Vous connaissez Anderson Cooper? Animateur-vedette à CNN, Anderson est un beau monsieur de 41 ans, au regard bleu perçant et aux cheveux prématurément blancs.

C'est aussi le fils de Gloria Vanderbilt de la richissime famille du même nom. Son père, un écrivain caustique du nom de Wyatt Cooper, est mort à 50 ans sur la table d'opération. Son frère aîné, Carter, a mis fin à ses jours en sautant du 14e étage du luxueux penthouse new-yorkais de sa mère. Son suicide aurait d'ailleurs incité Anderson à devenir journaliste, ne serait-ce que parce que le journalisme lui offrait l'occasion de se pousser d'abord de la maison, puis des États-Unis.

 

Après des études en sciences politiques et en relations internationales à Yale, Cooper s'est pour ainsi dire autoproclamé correspondant étranger, offrant ses services à Channel One, une chaîne pédagogique diffusée dans les écoles américaines. Muni d'une petite caméra vidéo, Cooper a fait sa marque avec des reportages captivants envoyés du Vietnam, de la Somalie, de la Bosnie, de la Birmanie, de l'Iran et enfin du Rwanda où il a touché le fond et compris que sa fréquentation trop assidue des horreurs du monde était en train d'en faire un zombie. Il en fait longuement état dans Dispatches from the Edge, récit candide de ses exploits, paru en 2006 alors qu'il était devenu à CNN l'animateur-vedette de Anderson Cooper 360.

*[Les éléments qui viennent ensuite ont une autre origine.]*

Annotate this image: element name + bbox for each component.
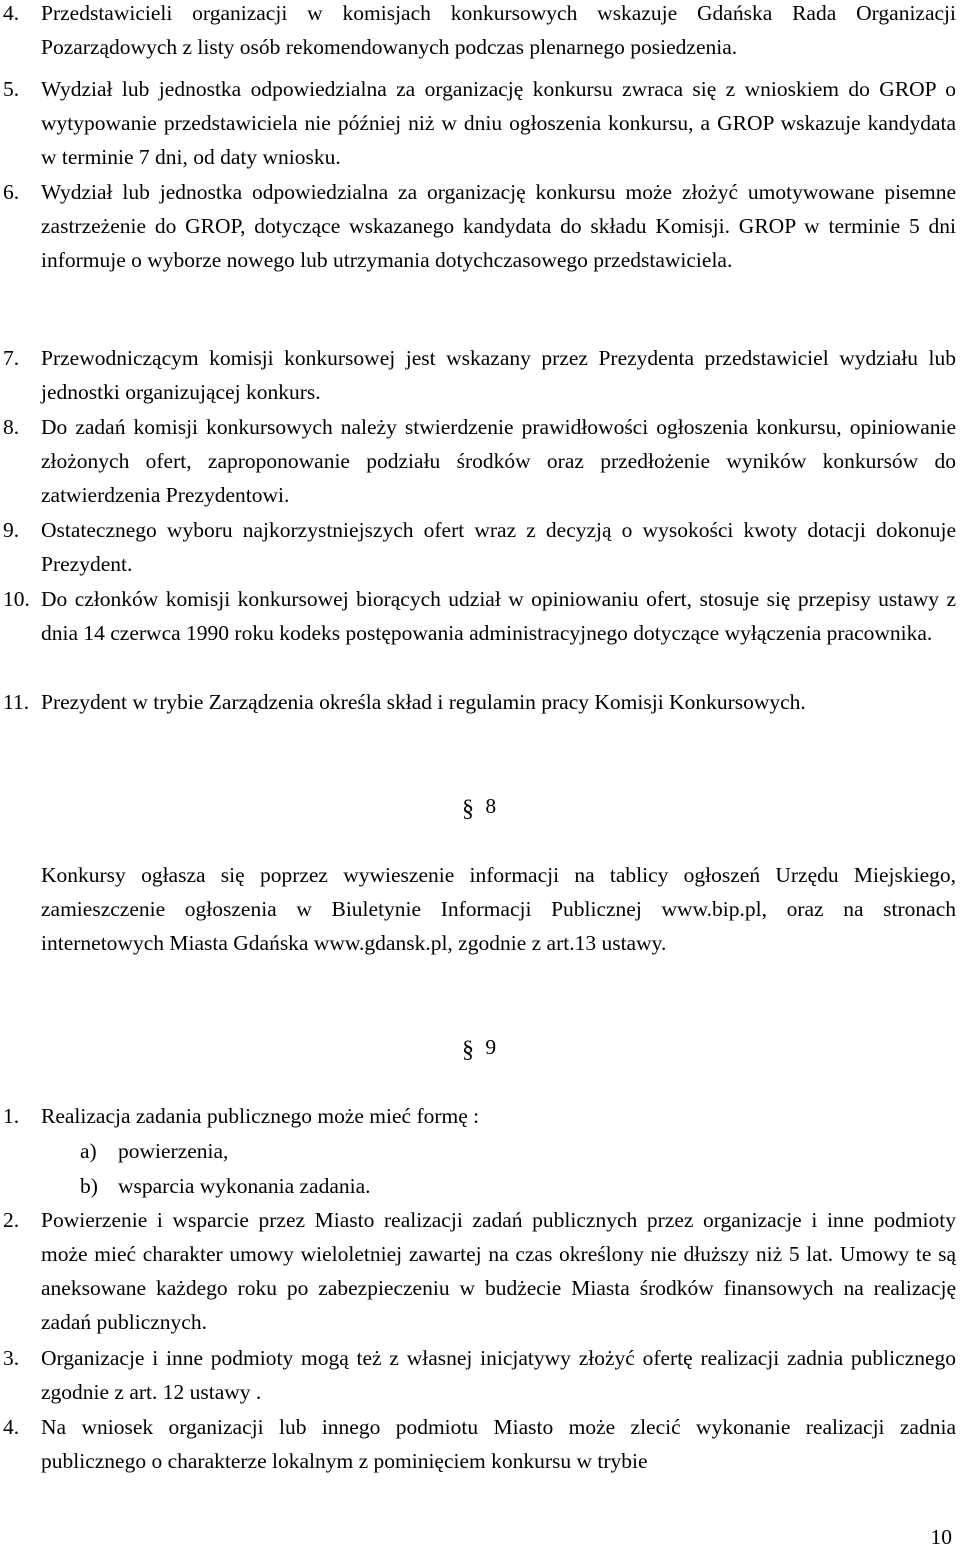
item-number: 6.: [3, 180, 20, 204]
item-number: 10.: [3, 587, 30, 611]
item-text: Przedstawicieli organizacji w komisjach konkursowych wskazuje Gdańska Rada Organizacji Pozarządowych z listy osób rekomendowanych podczas plenarnego posiedzenia.: [41, 1, 956, 59]
section-9-item-3: [3, 1341, 956, 1409]
item-number: 9.: [3, 518, 20, 542]
list-item-8: [3, 410, 956, 512]
sub-item-b: [80, 1169, 680, 1203]
page-number: 10: [930, 1525, 952, 1549]
list-item-5: [3, 72, 956, 174]
section-8-paragraph: Konkursy ogłasza się poprzez wywieszenie informacji na tablicy ogłoszeń Urzędu Miejskiego, zamieszczenie ogłoszenia w Biuletynie Informacji Publicznej www.bip.pl, oraz na stronach internetowych Miasta Gdańska www.gdansk.pl, zgodnie z art.13 ustawy.: [41, 863, 956, 955]
section-number: 8: [485, 794, 497, 818]
section-heading-8: [462, 789, 542, 823]
item-number: 4.: [3, 1415, 20, 1439]
section-9-item-1: [3, 1099, 956, 1133]
item-text: Organizacje i inne podmioty mogą też z własnej inicjatywy złożyć ofertę realizacji zadnia publicznego zgodnie z art. 12 ustawy .: [41, 1346, 956, 1404]
item-number: 3.: [3, 1346, 20, 1370]
item-number: 7.: [3, 346, 20, 370]
item-text: Wydział lub jednostka odpowiedzialna za organizację konkursu może złożyć umotywowane pisemne zastrzeżenie do GROP, dotyczące wskazanego kandydata do składu Komisji. GROP w terminie 5 dni informuje o wyborze nowego lub utrzymania dotychczasowego przedstawiciela.: [41, 180, 956, 272]
item-number: 5.: [3, 77, 20, 101]
item-text: Prezydent w trybie Zarządzenia określa skład i regulamin pracy Komisji Konkursowych.: [41, 690, 806, 714]
section-symbol: §: [462, 796, 474, 822]
item-text: Do zadań komisji konkursowych należy stwierdzenie prawidłowości ogłoszenia konkursu, opiniowanie złożonych ofert, zaproponowanie podziału środków oraz przedłożenie wyników konkursów do zatwierdzenia Prezydentowi.: [41, 415, 956, 507]
list-item-7: [3, 341, 956, 409]
item-text: Powierzenie i wsparcie przez Miasto realizacji zadań publicznych przez organizacje i inne podmioty może mieć charakter umowy wieloletniej zawartej na czas określony nie dłuższy niż 5 lat. Umowy te są aneksowane każdego roku po zabezpieczeniu w budżecie Miasta środków finansowych na realizację zadań publicznych.: [41, 1208, 956, 1334]
item-text: Przewodniczącym komisji konkursowej jest wskazany przez Prezydenta przedstawiciel wydziału lub jednostki organizującej konkurs.: [41, 346, 956, 404]
item-text: Ostatecznego wyboru najkorzystniejszych ofert wraz z decyzją o wysokości kwoty dotacji dokonuje Prezydent.: [41, 518, 956, 576]
item-number: 8.: [3, 415, 20, 439]
section-heading-9: [462, 1030, 542, 1064]
sub-item-letter: a): [80, 1139, 97, 1163]
item-text: Do członków komisji konkursowej biorących udział w opiniowaniu ofert, stosuje się przepisy ustawy z dnia 14 czerwca 1990 roku kodeks postępowania administracyjnego dotyczące wyłączenia pracownika.: [41, 587, 956, 645]
sub-item-a: [80, 1134, 680, 1168]
sub-item-letter: b): [80, 1174, 98, 1198]
list-item-10: [3, 582, 956, 650]
sub-item-text: wsparcia wykonania zadania.: [118, 1174, 371, 1198]
list-item-11: [3, 685, 956, 719]
item-number: 4.: [3, 1, 20, 25]
item-text: Na wniosek organizacji lub innego podmiotu Miasto może zlecić wykonanie realizacji zadnia publicznego o charakterze lokalnym z pominięciem konkursu w trybie: [41, 1415, 956, 1473]
section-9-item-4: [3, 1410, 956, 1478]
section-symbol: §: [462, 1037, 474, 1063]
item-number: 11.: [3, 690, 30, 714]
item-number: 2.: [3, 1208, 20, 1232]
item-text: Wydział lub jednostka odpowiedzialna za organizację konkursu zwraca się z wnioskiem do GROP o wytypowanie przedstawiciela nie później niż w dniu ogłoszenia konkursu, a GROP wskazuje kandydata w terminie 7 dni, od daty wniosku.: [41, 77, 956, 169]
list-item-9: [3, 513, 956, 581]
item-number: 1.: [3, 1104, 20, 1128]
list-item-6: [3, 175, 956, 277]
section-number: 9: [485, 1035, 497, 1059]
list-item-4: [3, 0, 956, 64]
section-9-item-2: [3, 1203, 956, 1339]
sub-item-text: powierzenia,: [118, 1139, 229, 1163]
item-text: Realizacja zadania publicznego może mieć formę :: [41, 1104, 480, 1128]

Ce qui, par un long détour, m'amène à Dumont 360, la nouvelle émission d'affaires publiques qu'animera l'ex-chef de l'ADQ à TQS l'automne prochain. J'avoue qu'en prenant connaissance du titre, j'ai tiqué. Même si 360 a servi de nom, entre autres, à un restaurant de Rimouski, à un forfait VIA Rail, à une collection de films de l'ONF et à un portail gai et lesbien situé en Suisse, Anderson Cooper en a fait une référence en information et en affaires publiques. Reprendre le même titre pour Mario Dumont, c'est présumer que les Québécois ne connaissent pas Anderson Cooper et ne feront pas le lien, ce qui équivaut à les prendre pour des imbéciles.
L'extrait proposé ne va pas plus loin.